- Born: 21 November 1974 (age 51) Hitchin, England

Comedy career
- Years active: 1997–present
- Medium: Actor; impressionist; comedian; singer;

Twitch information
- Channel: terrymynott;
- Followers: 2,900

= Terry Mynott =

English comedian

Terry Mynott (born 21 November 1974) is an English comedian, actor, impressionist and singer. He stars as Martin Hurdle in Channel 4’s The Mimic, having previously appeared in The Morgana Show and Very Important People. In 2022, he portrayed the role of DS Matt Cassidy in the BBC soap opera Doctors.

==Career==
Having left school at 16, Mynott had a variety of jobs; he performed in a band called Kawala, which earned a record deal and appeared as a support act for Faithless. He then moved onto stand-up, before being spotted by Russell Brand's agent and getting his television break on the Channel 4 sketch comedy series The Morgana Show. He appeared in Very Important People. He has also provided pre-production impressions of David Attenborough and Jean-Claude Van Damme and many other actors prior to the original artists doing their own voiceovers. Most recently he took the lead role in the 2013 Channel 4 series The Mimic. In October 2014 he appeared in a comedy sketch for The Feeling Nuts Comedy Night on Channel 4 to raise awareness of testicular cancer.

In September 2015, Mynott appeared in BBC Three comedy Top Coppers as Nolan. He has also appeared in Channel 4's Toast of London and BBC2 sitcom Motherland, as well as providing one of the voiceovers for Bob the Builder. In October 2022, he began portraying the role of DS Matt Cassidy in the BBC soap opera Doctors, a role he portrayed until December of that year.

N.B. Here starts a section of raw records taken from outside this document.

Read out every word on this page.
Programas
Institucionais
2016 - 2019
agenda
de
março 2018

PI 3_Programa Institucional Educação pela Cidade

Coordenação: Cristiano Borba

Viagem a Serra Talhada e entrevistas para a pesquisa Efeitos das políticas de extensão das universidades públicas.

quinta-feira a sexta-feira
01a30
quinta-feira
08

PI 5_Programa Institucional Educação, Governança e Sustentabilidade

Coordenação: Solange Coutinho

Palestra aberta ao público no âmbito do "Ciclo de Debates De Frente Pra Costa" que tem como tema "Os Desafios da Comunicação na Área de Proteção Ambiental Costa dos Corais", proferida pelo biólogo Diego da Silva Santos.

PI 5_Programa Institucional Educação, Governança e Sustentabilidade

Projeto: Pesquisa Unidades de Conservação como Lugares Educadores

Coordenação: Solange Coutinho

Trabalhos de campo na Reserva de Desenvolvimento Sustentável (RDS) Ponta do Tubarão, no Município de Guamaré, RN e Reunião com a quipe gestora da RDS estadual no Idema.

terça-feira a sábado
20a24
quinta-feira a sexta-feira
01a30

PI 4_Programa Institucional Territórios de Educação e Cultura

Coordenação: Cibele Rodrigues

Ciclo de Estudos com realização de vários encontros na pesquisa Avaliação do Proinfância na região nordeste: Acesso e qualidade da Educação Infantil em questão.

In 2024, Mynott released "Moonkarta", a surreal fantasy podcast series designed for both children and adults. The Podcast was created together with comedian Col Howarth. Mynott performs every character voice and creates all the sound effects himself. The show, which follows the adventures of a character named Splott, received critical praise from The Guardian, which compared its unique style to The Mighty Boosh.